第45話 スバル・ライト

 「スバル」とユイルに言われた男は、すらりとした体型の人だった。彼には申し訳ないが可愛らしい顔をした人で、その上童顔である。スーツを着ている姿から、ナミたちよりも年上だとは思ったが、その顔立ちのせいで同い年と見てもおかしくないように見えた。

「はじめまして。スバル・ライトです。よろしく」

 思ったよりも低い声だった。スバルはユイルの隣に座ると、ナミに挨拶した。彼女はテーブル越しに頭を下げ、同じく挨拶をする。

「はじめまして。ナミ・クララシカです」

 何故この人が挨拶をするのか、一緒の席に座るのか分からず、ナミはちらりとユイルを見た。すると彼は笑って言った。

「ナミ、彼はさっきピアノを弾いていた人なんだよ」

 さっき、ピアノを弾いていた人。

 ナミの頭でその言葉が木霊する。そして、その意味が分かると、彼女は目を丸くした。

「えっ」

 ナミがその意味に気が付いたのを見て、ユイルは微笑む。どうやら思った通りの反応をして嬉しかったようだ。それから彼は説明した。

「スバルが女装していたんだ。びっくりだろ?」

「え? ええ? この人が女装?」

 ナミは思わずスバルをまじまじと見た。

「確かに、女装しても分からなそうだけど、でもとっても綺麗だったから本当の女の人だと思った……」

「ね、すごい完成度でしょ。女装して演奏している時の名前は、『ルーシュ』って言うんだ」

 ユイルがスバルの代わりに得意気に言うと、スバルは苦笑いを浮かべていた。

「まあ、そこを褒められるのは何とも複雑だけどね」

「でも、男の人が女の人の恰好をするなんて……」

 シュキラでは男が女の恰好をするというのは、軽蔑される対象だ。ナミは直接会ったことはないが、男が女に化けているのは見るに堪えないものだという。そして頭の狂ったものが行うもので、人々は彼らに近づかないようにと周囲の大人から言われていた。

 そのため、ナミは「おかしいことだよ」と話を続けるつもりだった。しかし、彼女の代わりにユイルが真顔で言った。

「おかしい?」

 彼の言葉は強かった。声が大きかったわけではない。しかし、単純に「おかしい」と言ってはいけない響きがそこにはあった。

「えっと……」

 ナミはユイルの瞳をじっと見た。宝石のようなブルーの瞳が強い意志を持って輝いている。彼女は彼女は美しい幼馴染が何を考えているのか想像しながら、否定的な言葉を避ける言い方をした。
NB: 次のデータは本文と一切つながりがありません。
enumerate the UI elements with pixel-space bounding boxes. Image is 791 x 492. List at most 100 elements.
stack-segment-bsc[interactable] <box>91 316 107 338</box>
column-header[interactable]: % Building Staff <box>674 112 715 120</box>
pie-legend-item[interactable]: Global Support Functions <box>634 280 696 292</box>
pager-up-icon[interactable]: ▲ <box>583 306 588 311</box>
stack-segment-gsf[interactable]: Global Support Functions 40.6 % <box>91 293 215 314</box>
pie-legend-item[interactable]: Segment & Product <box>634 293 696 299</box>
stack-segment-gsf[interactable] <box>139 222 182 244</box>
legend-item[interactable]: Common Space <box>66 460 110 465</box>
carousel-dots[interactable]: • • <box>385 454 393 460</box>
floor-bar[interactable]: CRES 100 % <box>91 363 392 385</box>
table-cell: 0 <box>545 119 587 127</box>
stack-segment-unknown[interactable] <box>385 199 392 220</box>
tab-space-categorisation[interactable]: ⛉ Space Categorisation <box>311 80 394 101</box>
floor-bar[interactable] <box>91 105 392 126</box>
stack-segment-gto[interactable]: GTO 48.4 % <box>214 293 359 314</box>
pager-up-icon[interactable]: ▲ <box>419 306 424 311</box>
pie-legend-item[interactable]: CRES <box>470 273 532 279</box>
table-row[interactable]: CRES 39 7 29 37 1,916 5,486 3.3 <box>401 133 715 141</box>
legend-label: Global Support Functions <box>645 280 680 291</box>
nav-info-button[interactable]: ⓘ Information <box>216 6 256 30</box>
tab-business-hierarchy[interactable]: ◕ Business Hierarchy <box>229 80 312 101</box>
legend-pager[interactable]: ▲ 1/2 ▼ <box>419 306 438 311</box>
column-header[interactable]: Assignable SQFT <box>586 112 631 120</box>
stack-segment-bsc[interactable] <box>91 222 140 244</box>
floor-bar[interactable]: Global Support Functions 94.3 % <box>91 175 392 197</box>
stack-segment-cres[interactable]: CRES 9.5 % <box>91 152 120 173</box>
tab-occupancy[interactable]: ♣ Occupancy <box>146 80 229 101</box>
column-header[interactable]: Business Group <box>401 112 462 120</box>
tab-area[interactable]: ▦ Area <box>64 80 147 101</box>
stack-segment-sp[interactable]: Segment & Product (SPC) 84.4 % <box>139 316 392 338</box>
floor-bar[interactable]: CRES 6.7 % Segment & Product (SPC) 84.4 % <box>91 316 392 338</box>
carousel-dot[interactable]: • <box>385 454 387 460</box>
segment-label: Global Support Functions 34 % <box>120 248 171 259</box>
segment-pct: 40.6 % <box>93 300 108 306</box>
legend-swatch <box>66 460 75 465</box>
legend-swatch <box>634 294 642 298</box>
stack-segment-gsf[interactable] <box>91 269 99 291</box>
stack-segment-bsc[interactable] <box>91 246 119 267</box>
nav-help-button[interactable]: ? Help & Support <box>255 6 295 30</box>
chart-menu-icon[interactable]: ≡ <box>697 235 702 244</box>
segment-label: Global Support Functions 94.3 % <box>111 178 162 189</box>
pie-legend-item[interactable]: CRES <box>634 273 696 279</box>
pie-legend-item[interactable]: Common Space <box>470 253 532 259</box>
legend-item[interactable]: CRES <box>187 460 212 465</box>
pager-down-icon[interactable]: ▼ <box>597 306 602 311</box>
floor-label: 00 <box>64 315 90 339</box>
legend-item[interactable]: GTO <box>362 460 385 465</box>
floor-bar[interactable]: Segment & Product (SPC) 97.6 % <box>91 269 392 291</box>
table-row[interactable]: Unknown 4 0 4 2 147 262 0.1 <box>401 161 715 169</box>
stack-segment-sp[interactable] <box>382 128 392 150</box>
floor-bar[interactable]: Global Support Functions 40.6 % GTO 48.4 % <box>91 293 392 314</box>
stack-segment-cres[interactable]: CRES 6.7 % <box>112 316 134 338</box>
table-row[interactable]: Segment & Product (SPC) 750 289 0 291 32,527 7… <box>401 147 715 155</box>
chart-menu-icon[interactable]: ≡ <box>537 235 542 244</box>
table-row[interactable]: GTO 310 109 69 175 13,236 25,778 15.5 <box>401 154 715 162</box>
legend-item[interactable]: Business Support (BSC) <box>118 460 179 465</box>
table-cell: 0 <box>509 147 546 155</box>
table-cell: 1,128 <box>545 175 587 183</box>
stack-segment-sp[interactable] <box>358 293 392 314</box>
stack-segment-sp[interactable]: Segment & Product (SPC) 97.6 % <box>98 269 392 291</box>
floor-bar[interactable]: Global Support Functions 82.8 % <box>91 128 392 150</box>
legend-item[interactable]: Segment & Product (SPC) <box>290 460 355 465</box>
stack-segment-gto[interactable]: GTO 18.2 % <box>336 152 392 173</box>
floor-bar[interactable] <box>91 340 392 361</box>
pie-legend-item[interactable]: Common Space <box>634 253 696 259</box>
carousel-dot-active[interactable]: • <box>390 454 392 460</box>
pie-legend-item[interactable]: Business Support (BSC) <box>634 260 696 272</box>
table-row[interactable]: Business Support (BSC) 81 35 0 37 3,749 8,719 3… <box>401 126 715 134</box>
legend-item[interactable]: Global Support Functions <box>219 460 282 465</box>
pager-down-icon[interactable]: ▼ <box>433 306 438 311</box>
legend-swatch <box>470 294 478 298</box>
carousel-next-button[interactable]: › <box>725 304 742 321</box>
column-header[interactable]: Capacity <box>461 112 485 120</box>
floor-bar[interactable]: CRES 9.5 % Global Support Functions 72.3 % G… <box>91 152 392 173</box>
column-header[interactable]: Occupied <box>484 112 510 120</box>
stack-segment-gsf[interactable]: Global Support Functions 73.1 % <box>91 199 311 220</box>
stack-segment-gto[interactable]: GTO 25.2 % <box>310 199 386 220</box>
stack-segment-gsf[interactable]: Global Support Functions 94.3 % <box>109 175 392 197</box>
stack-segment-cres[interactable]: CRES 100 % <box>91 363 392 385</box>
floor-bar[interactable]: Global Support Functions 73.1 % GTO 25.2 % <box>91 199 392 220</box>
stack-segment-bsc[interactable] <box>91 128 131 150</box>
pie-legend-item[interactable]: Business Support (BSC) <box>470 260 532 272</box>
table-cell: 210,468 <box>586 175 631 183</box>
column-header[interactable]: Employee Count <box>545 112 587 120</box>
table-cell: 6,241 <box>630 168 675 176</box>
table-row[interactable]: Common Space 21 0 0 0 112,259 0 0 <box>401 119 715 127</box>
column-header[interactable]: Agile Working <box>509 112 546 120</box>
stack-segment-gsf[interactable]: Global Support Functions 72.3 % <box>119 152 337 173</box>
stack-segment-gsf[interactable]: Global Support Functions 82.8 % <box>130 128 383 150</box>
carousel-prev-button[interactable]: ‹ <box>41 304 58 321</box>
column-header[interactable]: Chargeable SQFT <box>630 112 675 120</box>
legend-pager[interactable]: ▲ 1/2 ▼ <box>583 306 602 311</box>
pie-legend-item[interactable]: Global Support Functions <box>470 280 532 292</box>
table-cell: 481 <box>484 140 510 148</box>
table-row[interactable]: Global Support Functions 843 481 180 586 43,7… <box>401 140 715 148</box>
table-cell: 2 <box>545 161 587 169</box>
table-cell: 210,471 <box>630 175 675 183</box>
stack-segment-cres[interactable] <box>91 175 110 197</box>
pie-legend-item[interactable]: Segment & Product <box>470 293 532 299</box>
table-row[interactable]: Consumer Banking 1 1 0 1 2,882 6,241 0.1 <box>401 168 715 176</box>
「……おかしいって言うか、そんなこと思いつきもしなかったから」

 すると、ユイルがふっと微笑む。

「今ね、ルピアでは流行っているんだよ」

 ナミは再び目を丸くする。「流行っている」とはどれほどのものなのだろう。

「ルピアで?」

「そう。男が女になる」

「男が女に……」

 ルピアではそんなことが当たり前に存在するのだろうか。ナミは何だか怖くなった。すると、ユイルの隣でスバルが言った。

「女の人が男の人になるときもあるよ」

 まるで、「スーパーに買い物に行こうよ」くらい軽い話し方だった。

「そう、なんですか?」

 ナミの問いかけに、スバルはテーブルに肘をつきそこに顎を載せて頷く。

「あるよ」

「……」

 ナミがどう答えていいのか分からなくなっていると、スバルが言った。

「でも、僕のは本気じゃないから」

「本気?」

「本当に女の人になりたいって思っているわけじゃないってこと」

 ナミは眉を寄せた。女の人になりたいと思っているわけではないのに、女の人に変装する。その意図がよくわかなかった。

「じゃあ、何で女の人になったんですか?」

 するとスバルは快く答えてくれる。

「『メタモルフォーゼ』をしたかったから」

「『メタモルフォーゼ』?」

「そう。自分じゃない誰かになりたいから」

「そんなの……どうして?」

 すると、スバルはにこっと微笑んだ。

「まあ、僕の演奏を聴いて欲しいからってことなんだけど――」

 そう言って彼は言葉を続けた。